Do livro, publicamos um excerto.
30 de agosto de 1999
O encontro casual
JOEY
– Tudo o que precisas de fazer é manter a cabeça baixa e controlar o teu temperamento. És um rapaz inteligente. Tu consegues fazer isto. Limita-te a manter a boca fechada e não reajas a nenhum disparate que te digam. Queres que vá contigo?
– Uma merda é que quero.
– Não faz mal estares nervoso, Joey.
– E também não faz mal estares assustado.
– Pareço assustado? – resmoneei, irritado por ele estar sempre a confortar-me. – Não sou um bebé, Dar.
– Eu sei que não – concedeu o meu irmão mais velho ao entrarmos no caminho para a Ballylaggin Community School, uma viagem que ele tinha feito todos os dias da semana durante os últimos seis anos. O seu tempo na escola secundária estava agora terminado, enquanto o meu estava mesmo a começar. – Só preciso que isto corra bem para ti.
– Pois – resmunguei. – Bem, ambos sabemos que isso não vai acontecer.

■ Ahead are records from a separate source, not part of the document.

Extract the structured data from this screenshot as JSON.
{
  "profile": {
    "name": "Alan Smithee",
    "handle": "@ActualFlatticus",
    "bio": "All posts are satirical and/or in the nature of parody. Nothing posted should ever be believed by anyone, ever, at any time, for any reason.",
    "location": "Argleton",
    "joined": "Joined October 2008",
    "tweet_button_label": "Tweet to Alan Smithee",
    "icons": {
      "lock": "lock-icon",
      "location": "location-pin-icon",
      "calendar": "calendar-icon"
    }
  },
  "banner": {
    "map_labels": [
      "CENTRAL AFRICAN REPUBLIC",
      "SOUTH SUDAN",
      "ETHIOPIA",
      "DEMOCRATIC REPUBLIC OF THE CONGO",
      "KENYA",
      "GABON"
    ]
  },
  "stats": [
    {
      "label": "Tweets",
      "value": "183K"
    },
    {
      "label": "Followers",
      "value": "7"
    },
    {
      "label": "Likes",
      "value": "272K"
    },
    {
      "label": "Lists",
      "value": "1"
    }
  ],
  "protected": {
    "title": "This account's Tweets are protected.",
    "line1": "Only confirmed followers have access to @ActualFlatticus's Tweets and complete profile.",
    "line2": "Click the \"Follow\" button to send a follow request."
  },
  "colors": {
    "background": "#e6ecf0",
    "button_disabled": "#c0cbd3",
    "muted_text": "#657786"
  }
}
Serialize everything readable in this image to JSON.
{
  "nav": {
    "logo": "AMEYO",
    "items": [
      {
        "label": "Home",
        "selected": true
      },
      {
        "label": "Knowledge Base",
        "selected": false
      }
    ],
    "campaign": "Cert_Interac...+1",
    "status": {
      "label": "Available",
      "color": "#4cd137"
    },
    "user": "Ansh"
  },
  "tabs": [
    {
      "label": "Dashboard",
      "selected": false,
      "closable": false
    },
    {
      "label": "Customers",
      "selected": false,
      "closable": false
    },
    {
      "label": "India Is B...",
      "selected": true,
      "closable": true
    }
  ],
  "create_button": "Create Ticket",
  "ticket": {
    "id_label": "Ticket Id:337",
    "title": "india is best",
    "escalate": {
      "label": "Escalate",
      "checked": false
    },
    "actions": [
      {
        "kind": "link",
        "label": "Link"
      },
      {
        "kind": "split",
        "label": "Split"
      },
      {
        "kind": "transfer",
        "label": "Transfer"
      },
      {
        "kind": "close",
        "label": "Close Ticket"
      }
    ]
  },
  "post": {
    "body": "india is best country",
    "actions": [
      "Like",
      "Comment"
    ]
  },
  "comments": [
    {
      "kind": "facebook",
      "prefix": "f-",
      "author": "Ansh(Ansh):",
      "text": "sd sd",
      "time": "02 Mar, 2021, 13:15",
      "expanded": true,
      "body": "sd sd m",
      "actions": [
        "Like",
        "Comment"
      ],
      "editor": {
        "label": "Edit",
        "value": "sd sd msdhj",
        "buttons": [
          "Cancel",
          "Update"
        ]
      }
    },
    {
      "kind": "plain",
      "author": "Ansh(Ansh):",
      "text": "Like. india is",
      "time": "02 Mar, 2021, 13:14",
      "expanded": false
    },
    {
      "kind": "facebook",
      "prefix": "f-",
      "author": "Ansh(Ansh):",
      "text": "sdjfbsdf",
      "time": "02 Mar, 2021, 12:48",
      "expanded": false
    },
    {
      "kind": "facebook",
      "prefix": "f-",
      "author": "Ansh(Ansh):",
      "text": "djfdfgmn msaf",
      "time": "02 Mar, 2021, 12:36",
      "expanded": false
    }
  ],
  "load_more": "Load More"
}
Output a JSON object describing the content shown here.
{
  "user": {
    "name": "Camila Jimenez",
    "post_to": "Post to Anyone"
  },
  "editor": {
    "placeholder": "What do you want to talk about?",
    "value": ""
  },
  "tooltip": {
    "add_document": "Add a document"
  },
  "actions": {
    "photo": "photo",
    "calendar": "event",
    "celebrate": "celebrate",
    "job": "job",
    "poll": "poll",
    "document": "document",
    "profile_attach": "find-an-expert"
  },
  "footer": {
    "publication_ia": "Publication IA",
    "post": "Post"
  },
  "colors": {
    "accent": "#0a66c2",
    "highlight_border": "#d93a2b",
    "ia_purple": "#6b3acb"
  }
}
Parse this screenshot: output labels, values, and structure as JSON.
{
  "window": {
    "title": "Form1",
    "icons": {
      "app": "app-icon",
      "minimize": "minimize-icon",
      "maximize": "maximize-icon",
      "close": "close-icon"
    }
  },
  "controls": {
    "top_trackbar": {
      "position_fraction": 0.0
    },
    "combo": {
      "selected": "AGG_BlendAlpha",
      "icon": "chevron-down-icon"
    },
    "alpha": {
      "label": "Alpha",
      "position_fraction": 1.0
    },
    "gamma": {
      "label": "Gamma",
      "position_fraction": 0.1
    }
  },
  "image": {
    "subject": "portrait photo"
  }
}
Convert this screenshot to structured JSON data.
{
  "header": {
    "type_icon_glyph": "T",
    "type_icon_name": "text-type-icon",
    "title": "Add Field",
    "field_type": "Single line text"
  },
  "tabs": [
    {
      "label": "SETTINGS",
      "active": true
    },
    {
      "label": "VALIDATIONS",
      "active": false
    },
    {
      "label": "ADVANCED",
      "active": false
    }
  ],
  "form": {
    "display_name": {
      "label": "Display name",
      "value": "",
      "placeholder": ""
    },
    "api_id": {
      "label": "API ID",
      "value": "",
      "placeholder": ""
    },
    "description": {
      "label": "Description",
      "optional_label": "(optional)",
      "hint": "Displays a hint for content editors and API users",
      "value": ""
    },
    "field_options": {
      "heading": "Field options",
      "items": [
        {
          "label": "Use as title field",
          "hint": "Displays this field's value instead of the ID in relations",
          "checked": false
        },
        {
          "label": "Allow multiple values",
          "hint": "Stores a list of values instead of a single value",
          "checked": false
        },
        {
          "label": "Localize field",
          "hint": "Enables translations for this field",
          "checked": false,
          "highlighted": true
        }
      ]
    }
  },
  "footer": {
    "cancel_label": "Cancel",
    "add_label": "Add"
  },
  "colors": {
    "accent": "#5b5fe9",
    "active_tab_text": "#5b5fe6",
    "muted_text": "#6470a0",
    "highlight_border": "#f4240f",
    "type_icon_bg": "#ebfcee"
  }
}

– Este é o teu recomeço, Joey – disse ele. – O que quer que tenha acontecido na escola básica ficou agora para trás. Não carregues nenhum desses problemas contigo.
– Não existe isso de «recomeços» – respondi, com desdém. – Muda-se de sítio, mas a porcaria é a mesma.
– És novo de mais para seres tão cínico.
– E tu és demasiado inteligente para desperdiçares o teu tempo e o teu fôlego nesta conversa motivacional – rebati. – Não sou a Shannon, meu. Não preciso de palavras ou que me segures na mãozinha.
– É assim tão errado da minha parte querer acompanhar-te no teu primeiro dia no secundário?
– Não precisavas de me acompanhar à escola. Não sou um bebé.
– És o meu irmão bebé.
– Nunca fui um bebé em nada, Dar.
– Sempre tão autossuficiente – abanando a cabeça, fez-me um sorriso triste. – Bem, talvez eu quisesse passar mais algum tempo contigo.
– Partilhamos um quarto – declarei, inexpressivamente, enquanto a tonelada de peso da minha mochila para o meu outro ombro. – Já passamos tempo suficiente juntos.
– Amo-te, Joey – surpreendeu-me ao dizê-lo. – Sabes isso, não sabes?
– Tu amas-me? – Com os pés a vacilar, virei-me para cima para o fitar. – Que raio se passa contigo?!
– Nada – respondeu, num tom carregado de emoção. – Eu apenas… preciso que o saibas.
– Porquê? – Quis saber, sentindo-me desconfortável com a sua declaração intempestiva. Era descabida e parecia-me completamente inapropriada. – O que se passa?
– Nada – a sorrir, estendeu a mão e despenteou-me o cabelo. – Não se passa nada, cabeça de ar. Só queria dizer-to.
– OK… – Olhei-o desconfiado, sem estar muito certo de acreditar inteiramente nele. – Mas se de algum modo estás a pensar abraçar-me em frente de todas estas pessoas, dou-te um pontapé nos tomates.
– A tua voz está a começar a mudar – riu-se. – O meu irmão mais novo está a começar a crescer.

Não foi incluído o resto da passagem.